The genetic diversity of the species in the UK is very low with the two widely scattered populations being genetically identical which suggests that one of the populations was established from clonal material taken from the other (suckers or cuttings).

However this lack of genetic diversity is a threat to the population because most of the seeds are infertile, but efforts are being made to conserve the population by controlled breeding of trees in botanical gardens and by attempting to induce genetic mutations and variation in cultivated specimens.
Genetic material from other parts of Europe is being avoided, so no trees are being introduced from the mainland European population.
The conservation of the species involves attempting to increase the genetic diversity and so it is hoped that some mutations will take place with the cultivated stock which it is hoped will allow them to breed more successfully (Pears are self-sterile, so clones cannot breed easily with other clones).

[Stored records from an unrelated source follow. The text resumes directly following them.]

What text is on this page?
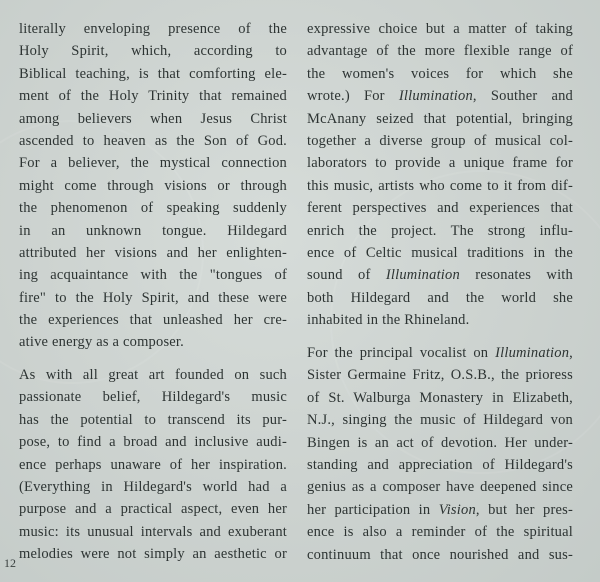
literally enveloping presence of the
Holy Spirit, which, according to
Biblical teaching, is that comforting ele-
ment of the Holy Trinity that remained
among believers when Jesus Christ
ascended to heaven as the Son of God.
For a believer, the mystical connection
might come through visions or through
the phenomenon of speaking suddenly
in an unknown tongue. Hildegard
attributed her visions and her enlighten-
ing acquaintance with the "tongues of
fire" to the Holy Spirit, and these were
the experiences that unleashed her cre-
ative energy as a composer.
As with all great art founded on such
passionate belief, Hildegard's music
has the potential to transcend its pur-
pose, to find a broad and inclusive audi-
ence perhaps unaware of her inspiration.
(Everything in Hildegard's world had a
purpose and a practical aspect, even her
music: its unusual intervals and exuberant
melodies were not simply an aesthetic or
expressive choice but a matter of taking
advantage of the more flexible range of
the women's voices for which she
wrote.) For Illumination, Souther and
McAnany seized that potential, bringing
together a diverse group of musical col-
laborators to provide a unique frame for
this music, artists who come to it from dif-
ferent perspectives and experiences that
enrich the project. The strong influ-
ence of Celtic musical traditions in the
sound of Illumination resonates with
both Hildegard and the world she
inhabited in the Rhineland.
For the principal vocalist on Illumination,
Sister Germaine Fritz, O.S.B., the prioress
of St. Walburga Monastery in Elizabeth,
N.J., singing the music of Hildegard von
Bingen is an act of devotion. Her under-
standing and appreciation of Hildegard's
genius as a composer have deepened since
her participation in Vision, but her pres-
ence is also a reminder of the spiritual
continuum that once nourished and sus-
12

The species suffers from low seed fertility caused by the inbreeding of the two, British populations and conservation efforts are attempting to combat this.
The two populations are also threatened by the use of the landscape but they are being preserved in protected areas in their range.

Botanists at Kew Gardens where conservation efforts are taking place have concluded that the Plymouth pear was brought from Brittany as a hedging plant several hundred years ago.

==Places found==
- Estover Industrial Estate, in Plymouth.
- Cannon Mill industrial estate, Estover Road, Plymouth.
- Yardley Gardens at Estover
- Derriford Hospital Opposite the entrance and in the Hospital carpark.
- Truro: Found in the hedges of the country lanes immediately south of the city.
- Forder Valley Nature Reserve.
- Efford Marsh Nature Reserve.
- Plymbridge Lane, Plymouth.
- Devonport Park, Plymouth.

==Specimen trees==
- Royal Botanic Gardens, Kew. Three trees outside Queen's Cottage
- Wakehurst Place, Kew's country garden.
- Charles Church, roundabout at Plymouth.
- Carclew House, near Truro
- Lanhydrock estate - The National Trust planted several specimens for a recovery programme in 1996.